In: Economics
If the government decreases taxes by $4500 in an economy where the marginal propensity to consume is 15%, what happens to each of the following? Do they rise or fall? By what amounts? Give a brief written explanation. a. Public saving b. Private saving c. National saving d. Investment
Answer 1
(a) Public saving = T - G where T = taxes and G = government spending. Here T decreases by 4500
=> Public Saving will decrease by $4500
(b) Private Saving = Y - C - T where Y = Income.
Here MPC = 15% = 0.15 => tax Multiplier = -MPC/(1 - MPC) = -0.15/(1 - 0.15)
Thus, $1 decrease in tax willr esult in increase in Income by 0.15/(1 - 0.15)

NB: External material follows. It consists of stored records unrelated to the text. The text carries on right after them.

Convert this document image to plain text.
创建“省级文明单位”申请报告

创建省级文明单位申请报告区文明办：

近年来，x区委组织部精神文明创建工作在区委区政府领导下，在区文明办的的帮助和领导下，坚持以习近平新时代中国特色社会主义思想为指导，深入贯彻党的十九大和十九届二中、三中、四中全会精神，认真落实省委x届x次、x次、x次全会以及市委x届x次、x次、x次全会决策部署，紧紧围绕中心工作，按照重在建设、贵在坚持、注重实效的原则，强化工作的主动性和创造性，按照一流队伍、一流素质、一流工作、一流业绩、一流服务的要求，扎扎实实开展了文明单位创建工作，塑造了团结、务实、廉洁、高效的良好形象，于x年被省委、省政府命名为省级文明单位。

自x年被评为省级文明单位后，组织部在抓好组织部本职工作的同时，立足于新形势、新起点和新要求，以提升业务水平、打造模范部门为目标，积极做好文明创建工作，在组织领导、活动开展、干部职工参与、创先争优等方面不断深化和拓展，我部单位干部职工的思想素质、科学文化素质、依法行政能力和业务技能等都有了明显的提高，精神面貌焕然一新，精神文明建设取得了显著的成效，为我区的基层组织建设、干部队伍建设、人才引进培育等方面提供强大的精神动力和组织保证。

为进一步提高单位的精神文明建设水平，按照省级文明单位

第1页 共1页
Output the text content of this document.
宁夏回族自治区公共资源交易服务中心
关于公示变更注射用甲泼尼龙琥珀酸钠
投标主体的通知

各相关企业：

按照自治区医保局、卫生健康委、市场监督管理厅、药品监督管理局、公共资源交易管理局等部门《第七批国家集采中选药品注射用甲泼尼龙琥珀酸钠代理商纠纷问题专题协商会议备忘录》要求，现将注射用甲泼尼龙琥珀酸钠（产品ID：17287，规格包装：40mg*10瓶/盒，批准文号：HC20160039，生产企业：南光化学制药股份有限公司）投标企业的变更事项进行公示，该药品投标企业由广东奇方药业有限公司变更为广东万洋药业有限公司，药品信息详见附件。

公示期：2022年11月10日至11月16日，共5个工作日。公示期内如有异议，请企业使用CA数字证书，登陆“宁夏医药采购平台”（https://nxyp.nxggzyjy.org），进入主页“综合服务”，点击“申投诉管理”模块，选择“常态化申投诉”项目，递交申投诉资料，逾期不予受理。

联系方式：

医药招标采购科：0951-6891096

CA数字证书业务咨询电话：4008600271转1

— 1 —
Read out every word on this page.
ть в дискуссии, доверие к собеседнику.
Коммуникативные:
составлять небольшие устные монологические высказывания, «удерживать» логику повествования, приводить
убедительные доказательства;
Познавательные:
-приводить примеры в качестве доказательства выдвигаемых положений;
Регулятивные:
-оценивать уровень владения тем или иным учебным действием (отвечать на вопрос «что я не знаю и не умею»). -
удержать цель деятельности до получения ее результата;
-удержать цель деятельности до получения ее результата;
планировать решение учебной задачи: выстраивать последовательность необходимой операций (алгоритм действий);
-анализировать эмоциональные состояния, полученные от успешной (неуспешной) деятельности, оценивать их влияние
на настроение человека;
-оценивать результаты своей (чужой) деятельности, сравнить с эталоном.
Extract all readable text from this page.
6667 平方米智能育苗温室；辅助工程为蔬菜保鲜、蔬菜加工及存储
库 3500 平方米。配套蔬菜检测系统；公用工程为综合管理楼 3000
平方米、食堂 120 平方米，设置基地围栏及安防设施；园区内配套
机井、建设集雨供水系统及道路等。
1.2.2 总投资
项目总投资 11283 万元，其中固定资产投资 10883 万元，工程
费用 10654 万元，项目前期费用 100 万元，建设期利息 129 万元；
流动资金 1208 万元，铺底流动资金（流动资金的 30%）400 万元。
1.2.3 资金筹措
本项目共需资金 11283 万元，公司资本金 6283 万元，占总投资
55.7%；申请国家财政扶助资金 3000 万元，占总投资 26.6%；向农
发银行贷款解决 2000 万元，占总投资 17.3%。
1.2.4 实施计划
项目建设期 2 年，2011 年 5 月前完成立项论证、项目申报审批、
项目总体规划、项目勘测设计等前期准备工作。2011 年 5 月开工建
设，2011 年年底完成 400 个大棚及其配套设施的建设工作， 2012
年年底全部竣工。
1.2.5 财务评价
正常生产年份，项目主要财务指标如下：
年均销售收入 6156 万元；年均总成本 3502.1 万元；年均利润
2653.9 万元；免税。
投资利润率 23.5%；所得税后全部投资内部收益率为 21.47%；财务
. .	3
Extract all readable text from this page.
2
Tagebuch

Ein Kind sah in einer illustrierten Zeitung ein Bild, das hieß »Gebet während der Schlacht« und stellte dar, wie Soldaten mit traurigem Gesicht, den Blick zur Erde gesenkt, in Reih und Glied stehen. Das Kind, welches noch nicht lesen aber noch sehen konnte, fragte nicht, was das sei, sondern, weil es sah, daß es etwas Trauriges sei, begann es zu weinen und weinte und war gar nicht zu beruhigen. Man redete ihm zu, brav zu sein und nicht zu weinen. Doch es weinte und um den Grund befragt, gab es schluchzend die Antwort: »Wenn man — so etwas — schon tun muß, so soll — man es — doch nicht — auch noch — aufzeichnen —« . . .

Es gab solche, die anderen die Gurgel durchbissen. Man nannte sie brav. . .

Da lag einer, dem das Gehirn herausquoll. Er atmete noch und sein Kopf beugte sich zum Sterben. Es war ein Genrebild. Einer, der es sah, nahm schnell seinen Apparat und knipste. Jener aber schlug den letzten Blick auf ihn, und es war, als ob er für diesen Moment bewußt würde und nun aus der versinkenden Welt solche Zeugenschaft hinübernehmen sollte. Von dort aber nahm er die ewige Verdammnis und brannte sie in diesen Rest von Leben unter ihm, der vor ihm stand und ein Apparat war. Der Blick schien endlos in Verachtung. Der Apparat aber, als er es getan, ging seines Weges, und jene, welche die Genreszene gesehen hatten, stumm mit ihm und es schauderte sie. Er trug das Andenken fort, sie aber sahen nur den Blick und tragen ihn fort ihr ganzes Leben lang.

So, $4500 decrease in tax will result in increase in Income by (0.15/(1 - 0.15))*4500 = 794.12
So, Private Saving will increase by 4500 + 794.12 = $5294.12
(c) National Saving = Private Saving + Public Saving
Thus, Change in National Saving = 5294.12 + (-4500) = 794.12
Thus National Saving will increase by $794.12
(d) At equilibrium we have National Saving = Investment(Assuming economy is closed).
Thus, Increase in national income will result in increase in Investment.